Le nombre de diététiciennes et diététiciens en exercice est de l’ordre de 7 000. Environ 60 % d’entre eux travaillent dans des établissements de santé. « L’éducation nutritionnelle représente, certes, le cœur de notre métier. Mais je ne suis pas choquée que nos collègues infirmières participent à l’éducation nutritionnelle des patients, d’autant qu’il n’y pas, à l’heure actuelle, de diététiciennes dans tous les établissements de santé », reconnaît Isabelle Parmentier, cadre supérieure diététicienne au CHU de Lille et présidente de l’Association française des diététiciens nutritionnistes (AFDN). « Toutefois, un vrai diagnostic nutritionnel reste de la compétence des diététiciennes », tient-elle à ajouter.
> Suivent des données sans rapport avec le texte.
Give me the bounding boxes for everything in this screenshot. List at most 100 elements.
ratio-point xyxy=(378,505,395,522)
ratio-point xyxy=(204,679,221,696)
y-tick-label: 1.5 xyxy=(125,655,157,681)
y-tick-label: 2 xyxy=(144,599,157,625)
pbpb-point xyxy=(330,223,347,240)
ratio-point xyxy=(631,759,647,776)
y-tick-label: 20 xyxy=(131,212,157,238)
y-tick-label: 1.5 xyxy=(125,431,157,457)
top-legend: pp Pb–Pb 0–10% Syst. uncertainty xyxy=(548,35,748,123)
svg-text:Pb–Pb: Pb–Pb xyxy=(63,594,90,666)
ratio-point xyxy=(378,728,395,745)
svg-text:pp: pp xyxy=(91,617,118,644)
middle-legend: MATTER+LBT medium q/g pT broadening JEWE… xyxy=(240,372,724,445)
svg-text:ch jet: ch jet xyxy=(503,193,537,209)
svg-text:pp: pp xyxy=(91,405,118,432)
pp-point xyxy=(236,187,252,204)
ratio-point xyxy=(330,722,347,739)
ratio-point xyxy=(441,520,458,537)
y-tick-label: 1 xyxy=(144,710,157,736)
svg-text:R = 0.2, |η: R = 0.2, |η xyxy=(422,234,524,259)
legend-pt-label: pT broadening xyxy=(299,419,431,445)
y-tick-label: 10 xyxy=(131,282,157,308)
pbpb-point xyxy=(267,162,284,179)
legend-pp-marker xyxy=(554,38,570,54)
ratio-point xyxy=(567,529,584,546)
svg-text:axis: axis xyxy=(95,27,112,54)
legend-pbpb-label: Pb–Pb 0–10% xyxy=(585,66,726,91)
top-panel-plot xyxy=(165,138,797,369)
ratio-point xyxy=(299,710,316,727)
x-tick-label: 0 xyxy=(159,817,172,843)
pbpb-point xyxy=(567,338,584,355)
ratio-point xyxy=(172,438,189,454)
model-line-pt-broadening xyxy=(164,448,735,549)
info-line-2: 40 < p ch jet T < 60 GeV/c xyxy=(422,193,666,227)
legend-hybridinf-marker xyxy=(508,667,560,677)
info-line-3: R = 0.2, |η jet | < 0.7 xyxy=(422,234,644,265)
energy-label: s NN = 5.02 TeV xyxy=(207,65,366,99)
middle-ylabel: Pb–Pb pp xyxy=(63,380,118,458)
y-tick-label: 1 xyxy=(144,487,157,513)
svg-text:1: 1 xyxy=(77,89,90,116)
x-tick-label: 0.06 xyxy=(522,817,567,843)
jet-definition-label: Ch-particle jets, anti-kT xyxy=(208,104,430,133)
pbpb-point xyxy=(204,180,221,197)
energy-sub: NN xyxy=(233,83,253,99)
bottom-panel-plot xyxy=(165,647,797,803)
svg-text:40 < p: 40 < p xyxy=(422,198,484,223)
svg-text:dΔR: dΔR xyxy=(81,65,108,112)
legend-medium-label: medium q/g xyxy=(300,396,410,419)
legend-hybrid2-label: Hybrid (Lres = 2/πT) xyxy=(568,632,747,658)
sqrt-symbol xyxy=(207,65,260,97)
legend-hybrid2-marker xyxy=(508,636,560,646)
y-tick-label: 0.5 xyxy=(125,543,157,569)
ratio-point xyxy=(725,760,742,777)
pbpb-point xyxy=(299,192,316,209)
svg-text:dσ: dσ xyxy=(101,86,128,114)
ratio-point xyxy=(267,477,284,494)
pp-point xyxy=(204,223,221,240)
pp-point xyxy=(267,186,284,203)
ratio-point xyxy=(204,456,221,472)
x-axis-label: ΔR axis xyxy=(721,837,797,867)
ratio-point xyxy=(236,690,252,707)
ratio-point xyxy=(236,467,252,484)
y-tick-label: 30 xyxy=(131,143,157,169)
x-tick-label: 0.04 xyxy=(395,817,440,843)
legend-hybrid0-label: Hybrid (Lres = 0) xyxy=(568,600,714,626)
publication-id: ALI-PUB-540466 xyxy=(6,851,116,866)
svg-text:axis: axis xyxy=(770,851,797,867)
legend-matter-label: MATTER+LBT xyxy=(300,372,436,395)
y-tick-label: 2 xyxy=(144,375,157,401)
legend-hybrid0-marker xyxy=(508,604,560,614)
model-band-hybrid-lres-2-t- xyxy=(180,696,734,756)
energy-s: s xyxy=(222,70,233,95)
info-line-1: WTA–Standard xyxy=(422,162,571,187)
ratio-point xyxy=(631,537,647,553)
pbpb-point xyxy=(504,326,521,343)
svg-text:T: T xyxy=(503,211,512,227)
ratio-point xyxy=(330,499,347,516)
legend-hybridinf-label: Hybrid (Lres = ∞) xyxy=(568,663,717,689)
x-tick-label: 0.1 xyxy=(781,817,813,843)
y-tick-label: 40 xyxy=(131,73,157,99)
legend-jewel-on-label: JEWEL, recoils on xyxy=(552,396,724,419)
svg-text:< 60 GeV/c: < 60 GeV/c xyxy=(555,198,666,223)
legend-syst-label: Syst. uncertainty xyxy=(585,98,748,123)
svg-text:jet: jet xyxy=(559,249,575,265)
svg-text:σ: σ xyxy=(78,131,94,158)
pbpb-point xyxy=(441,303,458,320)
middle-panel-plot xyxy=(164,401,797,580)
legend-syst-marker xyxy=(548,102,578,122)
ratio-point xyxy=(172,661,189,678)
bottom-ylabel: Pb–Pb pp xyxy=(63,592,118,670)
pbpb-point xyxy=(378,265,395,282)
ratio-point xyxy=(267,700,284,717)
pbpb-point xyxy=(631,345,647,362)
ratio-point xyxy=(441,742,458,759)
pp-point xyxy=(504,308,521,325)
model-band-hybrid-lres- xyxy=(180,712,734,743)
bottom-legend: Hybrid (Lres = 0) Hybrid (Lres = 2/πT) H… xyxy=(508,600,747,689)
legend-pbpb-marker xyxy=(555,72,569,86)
Si la profession existe depuis une cinquantaine d’années, les diététiciennes ne sont reconnues comme professionnelles de santé que depuis janvier 2007. Lorsqu’elles sont présentes dans les structures de soins, ces expertes exercent une fonction support ou ressources en nutrition pour leurs collègues paramédicaux. « La prise en charge nutritionnelle implique un vrai travail pluridisciplinaire avec l’ensemble de nos collègues paramédicaux », souligne Isabelle Parmentier. Les diététiciennes bénéficient d’une solide formation scientifique en diététique et en nutrition. La durée de leur formation (BTS de diététique ou DUT génie biologique-option diététique) est actuellement de deux ans. La profession travaille à une réingénierie de la formation pour entrer dans le cursus LMD.